A planned two-lane roundabout at Tokul Road and Highway 202 could be jump-started by economic stimulus money from the federal government.

The $5.8 million Tokul Road roundabout is meant to solve traffic woes where State Highway 202 intersects with Mill Pond Road near Tokul Road.

Snoqualmie public works officials have submitted the project to the Puget Sound Regional Council, a transportation planning body for King, Pierce, Snohomish and Kitsap counties.

Projects that are shovel-ready will get priority consideration for stimulus money being funneled through the Washington State Department of Transportation.

“We’ve got a real good chance of having this fly,” said Mike Roy, Snoqualmie Public Works Operations Manager.

The roundabout was one of nine projects in the region that were submitted as completely ready to start, Snoqualmie Interim Public Works Director Alan Lodbell told the Valley Record. Those projects could become part of the priority list forwarded to the state when the regional council makes its final decision.

The intersection of Highway 202 and Mill Pond Road is now a risky place due to poor sight lines and congestion impacting traffic entering the highway, Lobdell said.

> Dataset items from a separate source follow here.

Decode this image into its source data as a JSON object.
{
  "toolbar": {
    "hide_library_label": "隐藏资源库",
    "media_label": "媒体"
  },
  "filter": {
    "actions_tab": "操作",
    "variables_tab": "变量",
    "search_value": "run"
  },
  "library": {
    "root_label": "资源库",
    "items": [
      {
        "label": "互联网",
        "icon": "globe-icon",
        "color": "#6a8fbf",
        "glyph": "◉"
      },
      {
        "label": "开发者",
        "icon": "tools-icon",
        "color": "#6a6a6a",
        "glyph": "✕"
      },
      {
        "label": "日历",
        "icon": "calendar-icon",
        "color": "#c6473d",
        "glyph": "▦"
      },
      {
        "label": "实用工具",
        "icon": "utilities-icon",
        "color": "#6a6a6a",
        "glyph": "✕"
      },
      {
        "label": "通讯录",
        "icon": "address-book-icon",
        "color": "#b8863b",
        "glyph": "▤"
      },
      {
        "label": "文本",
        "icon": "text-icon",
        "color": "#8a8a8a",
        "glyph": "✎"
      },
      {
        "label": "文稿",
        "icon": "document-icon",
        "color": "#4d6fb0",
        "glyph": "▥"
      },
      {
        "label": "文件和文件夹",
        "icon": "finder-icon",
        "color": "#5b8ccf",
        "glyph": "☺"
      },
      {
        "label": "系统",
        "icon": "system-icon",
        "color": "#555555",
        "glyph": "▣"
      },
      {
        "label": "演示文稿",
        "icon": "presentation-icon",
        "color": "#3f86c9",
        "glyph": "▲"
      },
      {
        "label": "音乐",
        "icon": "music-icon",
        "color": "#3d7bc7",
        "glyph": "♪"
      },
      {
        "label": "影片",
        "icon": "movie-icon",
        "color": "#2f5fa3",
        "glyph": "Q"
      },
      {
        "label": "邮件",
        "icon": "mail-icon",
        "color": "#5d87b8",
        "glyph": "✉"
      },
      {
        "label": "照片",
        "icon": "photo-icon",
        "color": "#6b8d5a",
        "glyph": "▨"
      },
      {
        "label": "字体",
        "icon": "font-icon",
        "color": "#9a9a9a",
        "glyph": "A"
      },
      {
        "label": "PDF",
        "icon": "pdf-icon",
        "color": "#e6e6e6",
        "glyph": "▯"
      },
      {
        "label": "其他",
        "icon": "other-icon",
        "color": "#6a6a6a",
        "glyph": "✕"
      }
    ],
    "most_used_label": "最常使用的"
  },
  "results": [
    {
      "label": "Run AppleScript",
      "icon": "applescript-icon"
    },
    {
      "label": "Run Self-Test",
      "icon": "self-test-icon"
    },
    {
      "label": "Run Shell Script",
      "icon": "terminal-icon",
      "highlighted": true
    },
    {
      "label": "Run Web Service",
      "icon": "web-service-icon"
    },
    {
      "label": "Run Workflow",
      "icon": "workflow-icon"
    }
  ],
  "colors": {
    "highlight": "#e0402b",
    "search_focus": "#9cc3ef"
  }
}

“Near misses are commonplace,” he said.

It’s hard for trucks leaving Mill Pond Road to see approaching traffic coming over the Snoqualmie River bridge. Lobdell said traffic frequently sits and idles, waiting to get onto Highway 202.

The roundabout is meant to solve that problem, and could act as a gateway to a part of Snoqualmie that may see future development, for example, as the Muckleshoot Tribe-owned Salish Lodge and Spa expands.

The Puget Sound Regional Council has yet to rank the nine projects.

“There’s probably 100 times more money in [requests for] projects than there is money to do it,” Lobdell said.

“All we can do is be prepared,” he added. “If they say we get it, we can move immediately.”

Without stimulus funds, Snoqualmie doesn’t have the funds to build the roundabout this year.